Leonardi tornò a fissarlo. «Leggero aumento, negli ultimi due viaggi. Meno di quanto sperassimo, ma più di quanto ci aspettassimo. Le prospettive sono buone e la nuova pubblicità dovrebbe portare a un incremento sensibile del materiale umano. Sì,» aggiunse, dopo una breve riflessione, «forse a breve sarà necessario rafforzare la guarnigione, anche per una migliore presenza sul territorio. I satelliti sono un ottimo aiuto, non lo nego, ma per certe cose io continuo a preferire i metodi di una volta. Ci vogliono mani, per tastare il polso della situazione.»
«Per le zone di scavi?»
«Anche per le zone di scavi, ma ritengo che una presenza militare sarà di aiuto anche presso i nuovi insediamenti civili. Servirà a farli sentire tranquilli e sicuri. Hanno attraversato trenta anni luce di vuoto, per giungere lì, e vedere che la Terra è al loro fianco porterà di certo benefici al morale.»
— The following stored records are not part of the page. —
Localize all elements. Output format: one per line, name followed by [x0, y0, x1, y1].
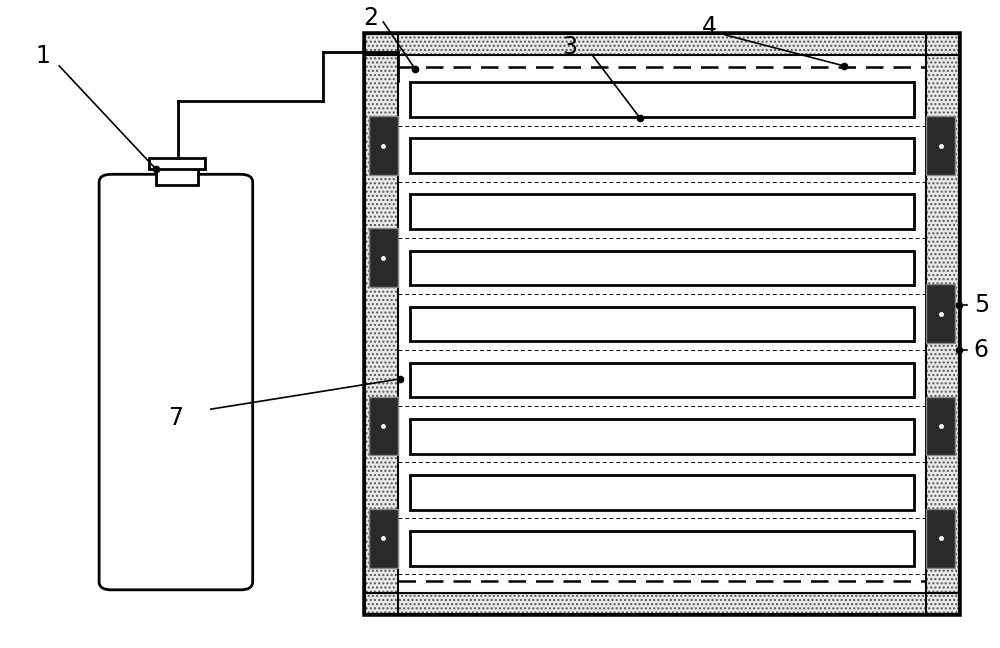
Bar	[365, 593, 959, 614]
Bar	[410, 307, 914, 341]
Bar	[398, 55, 926, 593]
Bar	[926, 55, 959, 593]
Bar	[410, 194, 914, 229]
Bar	[369, 228, 398, 287]
Bar	[410, 419, 914, 454]
Bar	[926, 116, 955, 175]
Bar	[365, 34, 959, 55]
Bar	[369, 509, 398, 568]
Bar	[365, 55, 398, 593]
Bar	[149, 157, 205, 169]
Bar	[365, 593, 959, 614]
Bar	[365, 34, 959, 614]
Bar	[365, 593, 959, 614]
Bar	[926, 397, 955, 456]
Bar	[365, 55, 398, 593]
Bar	[410, 531, 914, 566]
Text: 6: 6	[974, 338, 989, 362]
Text: 4: 4	[702, 15, 717, 39]
Bar	[410, 475, 914, 509]
Bar	[369, 397, 398, 456]
FancyBboxPatch shape	[99, 174, 253, 590]
Bar	[926, 34, 959, 614]
Bar	[365, 34, 959, 55]
Text: 5: 5	[974, 293, 989, 317]
Bar	[365, 34, 959, 55]
Bar	[926, 55, 959, 593]
Bar	[156, 166, 198, 185]
Text: 1: 1	[36, 44, 51, 68]
Bar	[410, 82, 914, 117]
Bar	[926, 284, 955, 343]
Bar	[410, 363, 914, 397]
Text: 7: 7	[168, 406, 183, 430]
Bar	[926, 509, 955, 568]
Bar	[369, 116, 398, 175]
Bar	[365, 34, 398, 614]
Bar	[410, 139, 914, 173]
Text: 2: 2	[363, 6, 378, 30]
Bar	[410, 251, 914, 285]
Text: 3: 3	[562, 34, 577, 58]
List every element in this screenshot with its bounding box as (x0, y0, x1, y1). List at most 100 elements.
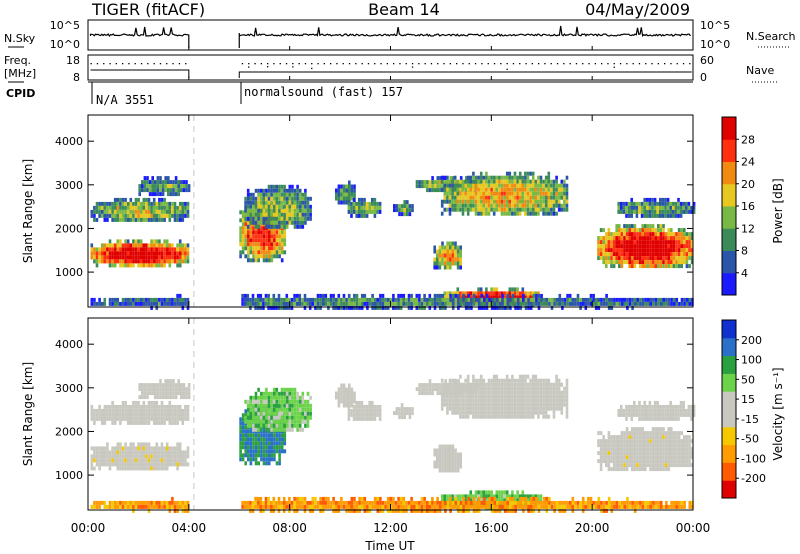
heatmap-cell (260, 246, 263, 251)
heatmap-cell (288, 212, 292, 217)
heatmap-cell (531, 203, 535, 208)
heatmap-cell (498, 301, 502, 306)
heatmap-cell (176, 217, 179, 222)
heatmap-cell (474, 203, 478, 208)
heatmap-cell (443, 494, 447, 499)
heatmap-cell (239, 429, 242, 434)
heatmap-cell (259, 212, 263, 217)
heatmap-cell (241, 437, 245, 442)
heatmap-cell (433, 293, 437, 298)
heatmap-cell (685, 244, 689, 249)
heatmap-cell (186, 305, 190, 310)
heatmap-cell (345, 297, 348, 302)
heatmap-cell (563, 195, 566, 200)
heatmap-cell (254, 234, 258, 239)
heatmap-cell (503, 394, 506, 399)
heatmap-cell (116, 297, 120, 302)
heatmap-cell (152, 450, 156, 455)
heatmap-cell (378, 404, 382, 409)
heatmap-cell (542, 211, 545, 216)
heatmap-cell (675, 240, 678, 245)
heatmap-cell (119, 217, 122, 222)
heatmap-cell (675, 297, 679, 302)
heatmap-cell (181, 408, 185, 413)
heatmap-cell (474, 211, 478, 216)
heatmap-cell (283, 399, 286, 404)
heatmap-cell (256, 293, 260, 298)
heatmap-cell (275, 433, 279, 438)
heatmap-cell (464, 394, 467, 399)
heatmap-cell (405, 301, 408, 306)
heatmap-cell (335, 188, 338, 193)
heatmap-cell (103, 408, 107, 413)
heatmap-cell (181, 297, 185, 302)
heatmap-cell (492, 382, 496, 387)
heatmap-cell (469, 183, 473, 188)
heatmap-cell (511, 287, 514, 292)
heatmap-cell (651, 463, 655, 468)
heatmap-cell (147, 213, 151, 218)
heatmap-cell (139, 454, 143, 459)
power-ylabel: Slant Range [km] (21, 159, 35, 263)
heatmap-cell (159, 383, 162, 388)
heatmap-cell (498, 410, 501, 415)
heatmap-cell (462, 297, 465, 302)
heatmap-cell (365, 408, 369, 413)
heatmap-cell (273, 457, 276, 462)
heatmap-cell (453, 410, 457, 415)
heatmap-cell (278, 242, 281, 247)
heatmap-cell (539, 199, 543, 204)
heatmap-cell (581, 297, 585, 302)
heatmap-cell (563, 203, 566, 208)
heatmap-cell (259, 301, 263, 306)
heatmap-cell (278, 427, 281, 432)
heatmap-cell (654, 252, 657, 257)
heatmap-cell (129, 412, 133, 417)
heatmap-cell (254, 305, 257, 310)
heatmap-cell (348, 192, 351, 197)
heatmap-cell (506, 305, 510, 310)
heatmap-cell (134, 201, 138, 206)
heatmap-cell (265, 437, 268, 442)
heatmap-cell (139, 297, 143, 302)
heatmap-cell (270, 196, 273, 201)
heatmap-cell (272, 204, 276, 209)
heatmap-cell (449, 257, 452, 262)
heatmap-cell (495, 295, 499, 300)
heatmap-cell (539, 187, 543, 192)
heatmap-cell (406, 208, 409, 213)
heatmap-cell (291, 407, 294, 412)
heatmap-cell (187, 383, 191, 388)
heatmap-cell (438, 305, 442, 310)
heatmap-cell (644, 455, 647, 460)
heatmap-cell (482, 207, 486, 212)
heatmap-cell (257, 238, 260, 243)
heatmap-cell (438, 257, 442, 262)
heatmap-cell (464, 498, 467, 503)
heatmap-cell (464, 378, 467, 383)
heatmap-cell (267, 457, 271, 462)
heatmap-cell (265, 415, 268, 420)
heatmap-cell (146, 395, 149, 400)
heatmap-cell (103, 458, 107, 463)
heatmap-cell (244, 419, 247, 424)
heatmap-cell (340, 188, 343, 193)
heatmap-cell (490, 414, 493, 419)
heatmap-cell (160, 462, 164, 467)
heatmap-cell (692, 201, 696, 206)
heatmap-cell (618, 264, 621, 269)
heatmap-cell (667, 252, 670, 257)
heatmap-cell (464, 199, 467, 204)
heatmap-cell (252, 220, 255, 225)
heatmap-cell (329, 301, 333, 306)
heatmap-cell (270, 427, 273, 432)
heatmap-cell (464, 295, 467, 300)
heatmap-cell (651, 213, 654, 218)
heatmap-cell (641, 427, 644, 432)
heatmap-cell (186, 416, 190, 421)
heatmap-cell (518, 295, 522, 300)
heatmap-cell (431, 297, 434, 302)
heatmap-cell (667, 260, 670, 265)
heatmap-cell (150, 255, 153, 260)
heatmap-cell (138, 383, 141, 388)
«Penso che molti non gradiranno vederci, ma comprendo il punto.» Sorrise. Erano sempre di più i terrestri che sceglievano l’autoesilio su Madre, per fuggire alla giustizia, proprio come secoli prima si fuggiva nel nuovo mondo. Loro non avrebbero apprezzato i militari. Pazienza. «E poi, i rinforzi ci saranno utili anche in altri campi. Più gente c’è e meglio è, giusto?»
«Giusto,» gli sorrise in risposta il dottor Leonardi. Pensò alle proteste di Thoreau sull’equilibrio dei mari di Madre, minacciati dai pesci terrestri. Scemenze. I pesci di Madre erano capaci di cavarsela da soli, anche senza il loro intervento, ma questo Thoreau non lo avrebbe mai capito. Molto meglio lasciare che lo scoprisse da solo: dopotutto, era lui a occuparsi della terraformazione, giusto?
Giusto, si rispose Leonardi. Tutto procede bene, tutto procederà bene. Non avrebbero perso la loro occasione, non un’altra volta. Non avrebbero perso l’alleanza con Madre.
Era la più grande arma che ci fosse, per conquistare il futuro.